Les exceptions sont rarissimes. Aux messes solennelles,
le pape, avant de s’asseoir, donne la communion à ceux qui l’assistent à
l'autel. Et dernièrement, lors de la messe du Jeudi Saint, célébrée à
la prison pour mineurs de Casal del Marmo, il a voulu donner lui-même la
communion aux jeunes détenus qui se sont approchés pour la recevoir.
Bergoglio n’a donné, depuis qu’il est pape, aucune explication explicite à ce comportement.
Mais
il y a, dans un de ses livres publié en 2010, une page qui fait
pressentir les motifs qui sont à l'origine de cette attitude.
Ce livre est un recueil d’entretiens qu’il a eus avec le rabbin Abraham Skorka de Buenos Aires.
Celui qui était alors l’archevêque Bergoglio déclare, à la fin du chapitre consacré à la prière :
"David
avait commis l’adultère et il avait commandé un homicide ; nous le
vénérons quand même comme un saint parce qu’il a eu le courage de dire :
'J’ai péché'. Il s’est humilié devant Dieu. On peut commettre des
fautes énormes, mais on peut aussi le reconnaître, changer de vie et
réparer le mal que l’on a fait. Il est vrai que, parmi les paroissiens,
il y a des gens qui ont tué non seulement intellectuellement ou
physiquement mais aussi de manière indirecte, par une mauvaise gestion
des capitaux, en payant des salaires injustes. Ils sont membres
d’organisations de bienfaisance, mais ils ne paient pas à leur personnel
ce qui lui revient, ou ils le font travailler au noir. […] Nous
connaissons parfaitement le curriculum de certains d’entre eux, nous
savons qu’ils prétendent être catholiques mais qu’ils ont des
comportements indécents dont ils ne se repentent pas. C’est pour cette
raison que, dans certaines occasions, je ne donne pas la communion, que
je reste en arrière et que je laisse ceux qui m’assistent dans la
célébration de la messe le faire, parce que je ne veux pas que ces gens
s’approchent de moi pour la photo. On pourrait également refuser la
communion à un pécheur notoire qui ne s’est pas repenti, mais il est
très difficile de prouver ces choses-là. Recevoir la communion, cela
signifie recevoir le corps du Seigneur, avec la conscience de former une
communauté. Mais si un homme, plutôt que d’unir le peuple de Dieu, a
fauché la vie d’un très grand nombre de personnes, il ne peut pas
recevoir la communion, ce serait totalement contradictoire. On trouve ce
genre de cas d’hypocrisie spirituelle chez un grand nombre de gens qui
trouvent refuge dans l’Église mais qui ne vivent pas selon la justice
demandée par Dieu. Et ils ne donnent aucun signe de repentir. C’est ce
que l’on appelle communément mener une double vie".
Comme on peut
le constater, Bergoglio expliquait en 2010 son refus de donner
personnellement la communion par un raisonnement très pratique : "Je ne
veux pas que ces gens s’approchent de moi pour la photo".
En
pasteur expérimenté et en bon jésuite qu’il est, il savait que, parmi
ceux qui s’approchaient pour recevoir la communion, il pouvait y avoir
des pécheurs publics non repentis qui se prétendaient par ailleurs
catholiques. Il savait que, dans cette situation, il serait difficile de
leur refuser le sacrement. Et il savait quels effets publics cette
communion pourrait avoir, si elle était reçue des mains de l'archevêque
de la capitale de l’Argentine.
On peut en déduire que Bergoglio
perçoit le même danger depuis qu’il est pape, et même encore davantage.

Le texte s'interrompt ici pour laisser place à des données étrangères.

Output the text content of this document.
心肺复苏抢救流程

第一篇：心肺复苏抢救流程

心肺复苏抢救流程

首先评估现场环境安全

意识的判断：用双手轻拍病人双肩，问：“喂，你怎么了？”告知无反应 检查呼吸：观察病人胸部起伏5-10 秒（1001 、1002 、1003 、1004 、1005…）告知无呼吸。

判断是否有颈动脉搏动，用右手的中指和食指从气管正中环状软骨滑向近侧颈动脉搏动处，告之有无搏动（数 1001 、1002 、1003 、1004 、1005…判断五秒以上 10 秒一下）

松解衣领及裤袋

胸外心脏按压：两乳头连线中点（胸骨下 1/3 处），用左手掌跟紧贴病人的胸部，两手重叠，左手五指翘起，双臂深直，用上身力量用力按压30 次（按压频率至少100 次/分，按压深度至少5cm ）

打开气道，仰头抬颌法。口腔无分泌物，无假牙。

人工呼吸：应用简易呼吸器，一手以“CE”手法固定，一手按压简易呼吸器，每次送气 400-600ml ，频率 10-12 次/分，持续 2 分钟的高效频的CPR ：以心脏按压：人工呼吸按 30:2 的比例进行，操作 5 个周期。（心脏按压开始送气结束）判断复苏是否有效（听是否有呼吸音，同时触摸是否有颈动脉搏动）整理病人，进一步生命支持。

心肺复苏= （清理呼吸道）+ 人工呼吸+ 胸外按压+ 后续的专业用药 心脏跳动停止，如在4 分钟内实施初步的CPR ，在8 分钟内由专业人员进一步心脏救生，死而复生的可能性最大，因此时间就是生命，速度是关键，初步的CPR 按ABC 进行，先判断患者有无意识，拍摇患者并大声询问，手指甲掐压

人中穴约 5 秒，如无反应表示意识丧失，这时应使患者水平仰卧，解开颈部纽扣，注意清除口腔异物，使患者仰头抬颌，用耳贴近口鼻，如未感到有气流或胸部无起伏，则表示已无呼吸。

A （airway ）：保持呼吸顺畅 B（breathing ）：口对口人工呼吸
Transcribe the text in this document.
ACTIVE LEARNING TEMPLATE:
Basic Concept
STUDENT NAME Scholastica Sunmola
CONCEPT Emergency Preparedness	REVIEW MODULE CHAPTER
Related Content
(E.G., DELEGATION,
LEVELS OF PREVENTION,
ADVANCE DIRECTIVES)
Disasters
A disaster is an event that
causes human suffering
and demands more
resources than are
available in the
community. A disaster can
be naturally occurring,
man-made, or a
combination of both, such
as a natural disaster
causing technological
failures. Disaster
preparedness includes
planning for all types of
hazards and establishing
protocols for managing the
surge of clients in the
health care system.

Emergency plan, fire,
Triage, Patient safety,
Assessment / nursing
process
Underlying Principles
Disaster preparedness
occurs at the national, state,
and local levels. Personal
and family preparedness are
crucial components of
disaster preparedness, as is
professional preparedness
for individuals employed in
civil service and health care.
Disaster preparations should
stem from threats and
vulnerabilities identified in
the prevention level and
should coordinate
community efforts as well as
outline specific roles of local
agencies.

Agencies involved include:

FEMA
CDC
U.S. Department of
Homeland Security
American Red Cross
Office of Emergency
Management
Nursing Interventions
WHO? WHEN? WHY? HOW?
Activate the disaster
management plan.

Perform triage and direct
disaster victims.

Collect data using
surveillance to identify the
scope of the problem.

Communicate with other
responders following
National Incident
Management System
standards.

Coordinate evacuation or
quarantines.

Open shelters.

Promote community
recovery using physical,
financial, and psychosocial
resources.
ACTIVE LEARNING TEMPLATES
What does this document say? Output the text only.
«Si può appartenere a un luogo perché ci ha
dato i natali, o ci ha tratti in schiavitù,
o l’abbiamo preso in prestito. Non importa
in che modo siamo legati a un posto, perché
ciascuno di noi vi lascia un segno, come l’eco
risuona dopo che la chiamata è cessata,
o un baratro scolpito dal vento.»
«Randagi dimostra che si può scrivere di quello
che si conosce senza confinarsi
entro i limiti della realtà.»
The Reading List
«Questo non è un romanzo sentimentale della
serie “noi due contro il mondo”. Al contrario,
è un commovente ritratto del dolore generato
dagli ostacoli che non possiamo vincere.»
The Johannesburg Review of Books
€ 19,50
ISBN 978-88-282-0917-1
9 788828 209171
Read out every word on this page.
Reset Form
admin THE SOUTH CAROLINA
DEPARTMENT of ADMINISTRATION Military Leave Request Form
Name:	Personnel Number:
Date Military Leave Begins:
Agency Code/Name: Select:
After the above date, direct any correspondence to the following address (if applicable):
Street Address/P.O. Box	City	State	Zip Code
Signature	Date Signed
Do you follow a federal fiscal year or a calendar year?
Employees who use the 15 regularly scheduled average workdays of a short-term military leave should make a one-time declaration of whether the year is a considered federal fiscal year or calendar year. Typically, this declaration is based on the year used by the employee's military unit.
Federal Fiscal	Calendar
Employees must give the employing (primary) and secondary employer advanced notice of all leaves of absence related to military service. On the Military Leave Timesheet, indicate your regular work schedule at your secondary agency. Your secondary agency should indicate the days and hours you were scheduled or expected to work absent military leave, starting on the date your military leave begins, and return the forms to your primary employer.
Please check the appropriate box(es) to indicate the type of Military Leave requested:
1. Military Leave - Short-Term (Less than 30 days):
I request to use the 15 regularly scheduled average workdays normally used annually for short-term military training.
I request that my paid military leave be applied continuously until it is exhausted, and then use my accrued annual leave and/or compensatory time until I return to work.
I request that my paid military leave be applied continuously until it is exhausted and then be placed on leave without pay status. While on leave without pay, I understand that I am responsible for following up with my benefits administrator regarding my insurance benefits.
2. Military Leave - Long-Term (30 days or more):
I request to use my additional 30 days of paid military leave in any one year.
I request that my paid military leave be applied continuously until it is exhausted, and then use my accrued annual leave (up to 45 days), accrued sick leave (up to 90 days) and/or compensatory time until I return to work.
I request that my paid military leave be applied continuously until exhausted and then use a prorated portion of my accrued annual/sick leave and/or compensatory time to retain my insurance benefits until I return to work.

Et que, pour cette raison, il adopte le même comportement prudent : "Je
ne donne pas la communion, je reste en arrière et je laisse faire ceux
qui m’assistent".
Les péchés publics que Bergoglio a donnés comme
exemples, dans son entretien avec le rabbin, sont l'oppression des
pauvres et le refus de donner un juste salaire à l’ouvrier. Deux péchés
qui figurent traditionnellement parmi les quatre qui "crient vengeance
au Ciel".
Mais, au cours de ces dernières années, un raisonnement
semblable a été appliqué par d’autres évêques à un autre péché : le
soutien public apporté aux lois favorables à l’avortement par des
politiciens qui se proclament catholiques.
Cette controverse-là a eu son épicentre aux États-Unis.
En
2004, celui qui était alors le cardinal Joseph Ratzinger, préfet de la
congrégation pour la doctrine de la foi, fit parvenir à la conférence
des évêques des États-Unis une note dans laquelle étaient formulés les
"principes généraux" relatifs à cette question.
La conférence des
évêques décida d’"appliquer" au cas par cas les principes rappelés par
Ratzinger en confiant à "chaque évêque le soin de formuler des jugements
pastoraux prudents en fonction des circonstances spécifiques auxquelles
il serait confronté".
Depuis Rome, le cardinal Ratzinger
accepta cette solution et déclara qu’elle était "en harmonie" avec les
principes généraux de sa note.
En réalité, les évêques des
États-Unis ne sont pas unanimes. Certains, même parmi les conservateurs,
comme les cardinaux Francis George et Patrick O'Malley, sont peu
enclins à "faire de l'eucharistie un champ de bataille politique".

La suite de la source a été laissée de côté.